陳宇柒一步一步往門口挪,然後以迅雷不及掩耳之速抓住了門外之人,呵斥:“你是誰,在這幹什麼?”

門外之人顯然是有些功夫的,跟陳宇柒過了兩招之後才被制服。

陳宇柒把人拉進房間裏,這才發現他手裏拎着的竟然是個姑娘家,看這打扮,是縣官派來照顧他們的婢女。
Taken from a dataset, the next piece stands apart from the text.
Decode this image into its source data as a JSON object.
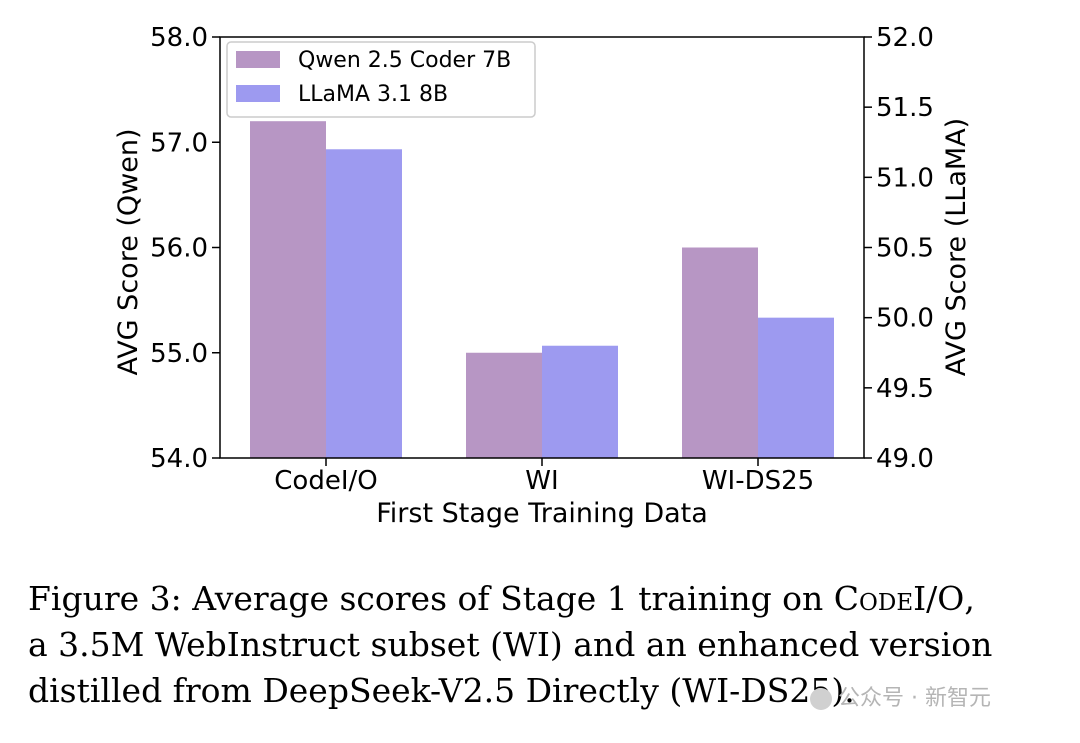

“我,我,我就是好奇,沒惡意的,”這應該是怕極了,所以說話有些不利索。

“好奇?”陳宇柒皺眉,這理由可說服不了他們。

太子皺起的眉從剛剛開始就沒有放下過,就算是在京城之中,也沒有人敢這樣忽視他,沒想到來到這歸零縣之後卻處處受阻,這讓向來受人追捧的太子怎麼能輕易接受?尤其什麼時候不論阿貓阿狗都能來上他這兒來刺探消息了,手下的人呢?!這如若不嚴懲,恐怕下一次就更過分了。

“把人帶下去嚴加拷問,竟然敢孤身一人過來,看她是不是與歸零山有些關係?”太子揮了揮手吩咐道,這天下就沒有無緣無故的巧合,至於自己手下的人,自然不能當著陳宇柒的面兒責罰。

“是,此事臣會全權負責,”陳宇柒應聲。

沐彥卿不久后就知道了這個消息,與他來講這無論如何也不能說算是一個好消息,他們現在可不是師出無名的隊伍,遑論其中還有當今太子爺坐鎮,那可是當朝儲君,但就算是這樣,他們還是遭遇了這些,這歸零縣的水比他想像的要深的多,沐彥卿突然有這種感覺。

“主子,陳統領過來了,”青睢的聲音傳來。

“請進來。”

陳宇柒是洗漱之後才過來的,換了一身兒衣裳,與剛剛在太子那相比,此時的陳宇柒面上有些放鬆。

“回到了院子我才知道,今日我身邊的小廝竟然出去了一趟,承蒙沐公子照顧了,”陳宇柒進門就道謝,利落的很。

“統領客氣,受人之託忠人之事,我既之前已經答應你,之後的事情我自然會儘力做,”沐彥卿笑了笑,並不當回事兒。

“剛剛在太子院裏抓了一個人,”陳宇柒坐在一旁的太師椅上說道,其實這樣的話題本不該找沐彥卿這樣的半大孩子說,但是此次過來的人之中,陳宇柒挨個排查之後發現也只能和這半大小子說一說。

“在太子院子裏?”沐彥卿反問了一句,似是剛知道此事。

“嗯,已經帶下去問訊了,還不知道姓甚名誰?不過有些三腳貓的身手,”陳宇柒沒有懷疑沐彥卿,畢竟事情是剛剛才發生的,沐彥卿不知道也實屬正常。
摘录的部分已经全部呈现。